Draußen vor dem Hotel warten ein paar Pferdekutschen. Und ein paar Minuten später sitze ich auch schon in einer drin und wir fahren durch die Stadt. Der Abgasgeruch wird wieder stärker. Mittlerweile hab ich aber wohl daran gewöhnt. Es stört mich nicht mehr. Wir stehen im Stau. Und, kaum zu glauben, ich genieße es. Daheim würde ich jetzt fluchen. Hier macht es Spaß. Es ist genug Zeit um sich von der erhöhten Sitzposition in der Kutsche alles in Ruhe anzusehen. Es gibt parkende Autos, parkende Motorräder und parkende Kamele. Das Verkehrsgewühl gleicht einem gordischen Knoten. Mopedfahrer sind deutlich im Vorteil und drängen sich überall durch. Kinder spähen aus den überfüllten Tuc-Tucs und winken. Ich winke zurück. Es ist ein fremdes und zugleich auch ein tolles Gefühl für mich, exotisch zu sein. Trotz des Staus sind die meisten Inder entspannt. Es ist wie es ist. Nämlich alles viel relaxter als bei uns. Irgendwann geht es dann weiter voran. Erst langsam, dann schneller. Mittlerweile dämmert es. Wir erreichen das rote Fort und biegen ab. Entlang den roten Mauern. Wir stoppen um in Ruhe einen Blick auf das Fort zu werfen. In diesem Moment entbrennt vor mir eine wilde Beißerei zwischen drei Hunden. Ich beginne zu begreifen, warum Martin Mosebach die Erzählung seines Aufenthaltes in Bikaner „Stadt der wilden Hunde“ genannt hat. Mir wird auch klar, dass U. recht hatte als sie mir sagte: “Natürlich bin ich gegen Tollwut geimpft. Du hast keine Chance mehr, wenn ein Hund einfach auf dich zu rennt und dich beißt!“ Ich wollte es anfangs nicht recht glauben. Verschiedene Ärzte hatten mir zu Hause von einer Tollwutimpfung abgeraten, weil sie so schlecht verträglich sei. „Wenn sie nicht beruflich mit Tieren zu tun haben brauchen sie die nicht unbedingt.“ Klar, hab ich gedacht, ich bin ja nicht der Typ der jeden herumstreunenden Hund streicheln muss. Und, natürlich hab ich auch einen Hund und ich weiß Körpersprache zu deuten. Hier an der roten Mauer werde ich eines Besseren belehrt. Man braucht nicht viel Eigeninitiative zu zeigen, um zufällig in so eine Beißerei hinein zu geraten. Indien ist weltweit das Land mit den meisten Tollwuterkrankungen. Die Krankheit wird durch streunende Hunde und Vampir-Fledermäuse übertragen. Ich beschließe mich vor der nächsten Indienreise impfen zu lassen.

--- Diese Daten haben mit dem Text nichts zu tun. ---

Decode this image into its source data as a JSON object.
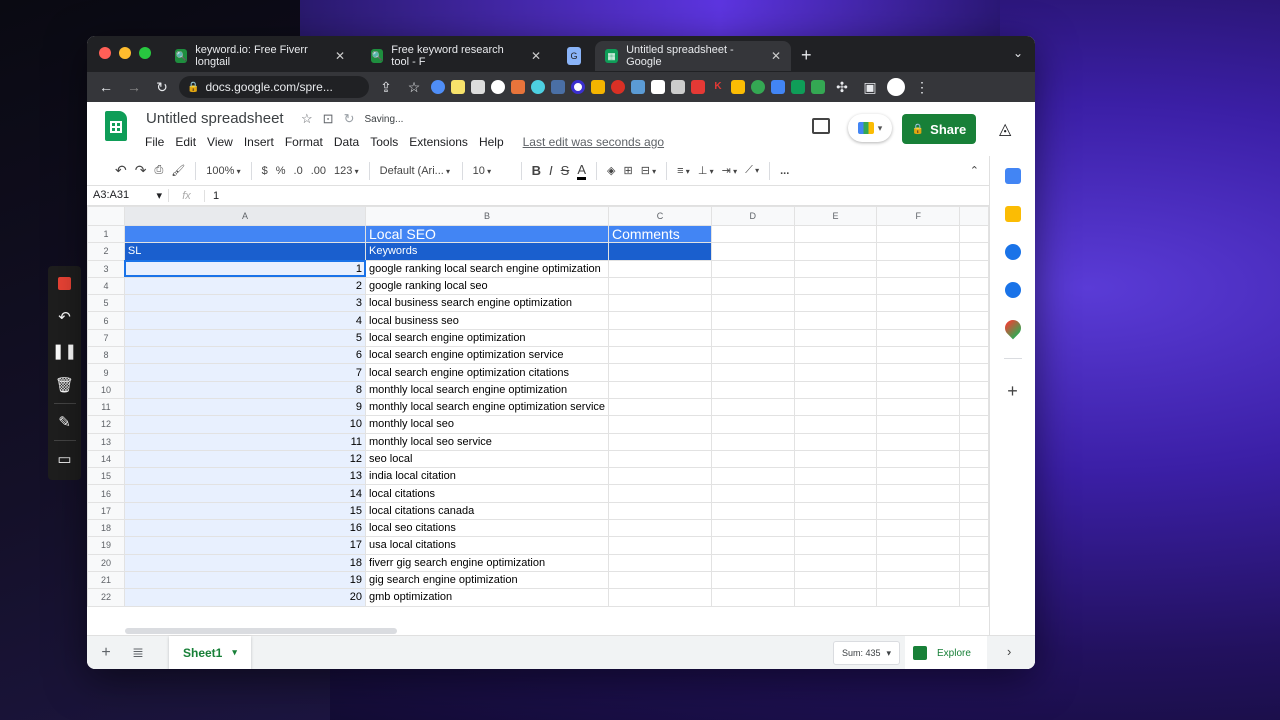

Es ist inzwischen dunkel geworden. Die Temperaturen sind angenehm. Ich sitze im T-Shirt auf der Dachterrasse des Hotels und warte auf mein Essen. Das Hotel ist das höchste Gebäude in der Umgebung und so kann ich über die Flachdächer der schwach beleuchteten Stadt blicken. Hier und da geht ein Feuerwerk hoch. Mir kommt in den Sinn, dass es bis zur pakistanischen Grenze nur rund 150 Km sind. Die Militärpräsenz in der Umgebung von Bikaner lässt das kaum vergessen. Ich schaue in die Runde. „So könnte es am Vorabend eines Krieges aussehen,“ sage ich, „ die Journalisten warten auf der Hotelterrasse auf den Einschlag der ersten Rakete.“ Die anderen schauen mich in der Erwartung einer Pointe oder eines derben, geschmacklosen Witzes an. Ich schaue schweigend zurück. Dann nicken sie nachdenklich. Vor dem Hotel hört man das Stakkato von Knallfröschen.